Concerning the results obtained, it is possible to conclude that the model shows a weak individual significance. However, the value of F = 22.385 and a p-value = 0.000 < 0.05 indicate a good overall significance, from which it can be concluded that 91.5% of the average variation in the variable CI is determined by the remaining variables of the study, with the remaining 8.5% variation explained by other factors not specified. It is concluded that there is no statistically significant difference between the values of the CI variable throughout the study, existing a negative relation between this variable and the variables CS, NG, and TR, and a positive relation with the variables CGR and TIHI. Among the coefficients estimated for the model, it is worth noting that among the most relevant transformed variables, the variable LNG has the largest negative contribution, that is, is the one that most will help to reduce corporate indebtedness and the variable LTIHI a positive contribution, indicating that the greater its value the greater the company's indebtedness. By increasing one unit in the variable LCGR, the company increases its indebtedness by 0.41%. The negative coefficient and not statistically significant of the variables LCS, LNG, and LTR indicates that the increase in one unit, separately and keeping the others constant, reduces the company's indebtedness by 2.32%, by 32.48% and by 12.7%, respectively. In the analysis of the variable LTIHI, its increase in one unit, although not statistically significant, increases the company's indebtedness by 24.8%.

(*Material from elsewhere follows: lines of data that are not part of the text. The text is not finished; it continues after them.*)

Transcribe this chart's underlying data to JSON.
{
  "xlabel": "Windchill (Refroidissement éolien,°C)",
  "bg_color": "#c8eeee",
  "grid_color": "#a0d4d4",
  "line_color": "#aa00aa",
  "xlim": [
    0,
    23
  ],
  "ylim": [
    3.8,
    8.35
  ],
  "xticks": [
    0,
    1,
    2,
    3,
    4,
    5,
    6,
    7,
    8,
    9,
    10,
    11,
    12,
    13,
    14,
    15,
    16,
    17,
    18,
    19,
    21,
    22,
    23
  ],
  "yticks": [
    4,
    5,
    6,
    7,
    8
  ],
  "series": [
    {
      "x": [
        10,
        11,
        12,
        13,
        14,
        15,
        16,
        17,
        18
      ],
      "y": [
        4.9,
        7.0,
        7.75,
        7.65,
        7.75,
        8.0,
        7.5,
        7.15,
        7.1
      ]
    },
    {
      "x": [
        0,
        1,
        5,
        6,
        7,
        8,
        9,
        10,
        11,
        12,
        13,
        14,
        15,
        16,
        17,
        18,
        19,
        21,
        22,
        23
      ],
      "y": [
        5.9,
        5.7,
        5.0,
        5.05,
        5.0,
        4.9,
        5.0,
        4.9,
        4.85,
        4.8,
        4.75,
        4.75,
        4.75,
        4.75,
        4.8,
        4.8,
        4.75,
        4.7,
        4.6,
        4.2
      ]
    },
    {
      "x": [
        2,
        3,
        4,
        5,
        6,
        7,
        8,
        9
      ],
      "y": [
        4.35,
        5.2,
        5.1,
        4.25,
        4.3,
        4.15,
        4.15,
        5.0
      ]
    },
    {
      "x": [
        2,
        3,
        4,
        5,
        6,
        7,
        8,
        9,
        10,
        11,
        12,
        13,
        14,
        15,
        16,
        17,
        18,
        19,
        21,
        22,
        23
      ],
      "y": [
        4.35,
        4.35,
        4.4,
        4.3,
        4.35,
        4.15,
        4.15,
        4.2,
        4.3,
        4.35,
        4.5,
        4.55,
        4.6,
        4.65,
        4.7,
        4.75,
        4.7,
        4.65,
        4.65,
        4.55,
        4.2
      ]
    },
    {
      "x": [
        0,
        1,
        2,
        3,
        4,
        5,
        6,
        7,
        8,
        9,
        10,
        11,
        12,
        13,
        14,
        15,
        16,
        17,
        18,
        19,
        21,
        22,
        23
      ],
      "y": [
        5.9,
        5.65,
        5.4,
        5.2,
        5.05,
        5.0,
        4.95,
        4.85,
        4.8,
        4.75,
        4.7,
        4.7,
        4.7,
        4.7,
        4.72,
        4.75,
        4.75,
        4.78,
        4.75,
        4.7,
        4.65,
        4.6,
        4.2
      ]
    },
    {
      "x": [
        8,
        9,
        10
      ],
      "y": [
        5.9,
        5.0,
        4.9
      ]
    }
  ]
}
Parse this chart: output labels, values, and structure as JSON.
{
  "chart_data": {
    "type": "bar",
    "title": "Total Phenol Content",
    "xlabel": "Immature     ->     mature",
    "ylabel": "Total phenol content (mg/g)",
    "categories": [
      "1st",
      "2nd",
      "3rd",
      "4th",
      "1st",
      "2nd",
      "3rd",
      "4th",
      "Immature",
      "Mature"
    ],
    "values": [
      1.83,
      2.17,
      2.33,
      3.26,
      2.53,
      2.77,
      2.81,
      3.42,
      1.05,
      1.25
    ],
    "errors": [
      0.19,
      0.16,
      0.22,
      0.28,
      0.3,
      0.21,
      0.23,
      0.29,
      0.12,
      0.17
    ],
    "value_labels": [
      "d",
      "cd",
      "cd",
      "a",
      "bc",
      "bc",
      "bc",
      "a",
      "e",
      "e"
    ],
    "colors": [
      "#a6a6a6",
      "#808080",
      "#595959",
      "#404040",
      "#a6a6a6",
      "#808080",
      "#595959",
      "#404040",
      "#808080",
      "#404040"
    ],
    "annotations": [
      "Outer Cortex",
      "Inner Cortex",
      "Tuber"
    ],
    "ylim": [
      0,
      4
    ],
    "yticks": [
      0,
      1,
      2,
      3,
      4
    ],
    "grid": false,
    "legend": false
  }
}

We consider that this research provides a great contribution and enrichment of existing literature, and also in a practical perspective because with a detailed knowledge concerning some macroeconomic variables and characteristics of the hotels, analyzing the impact that those variables have on the financial performance of those corporations, managers’ can base their decision making on these cause and effect relationships, looking for the best alternatives and decisions that will provide the highest profitability.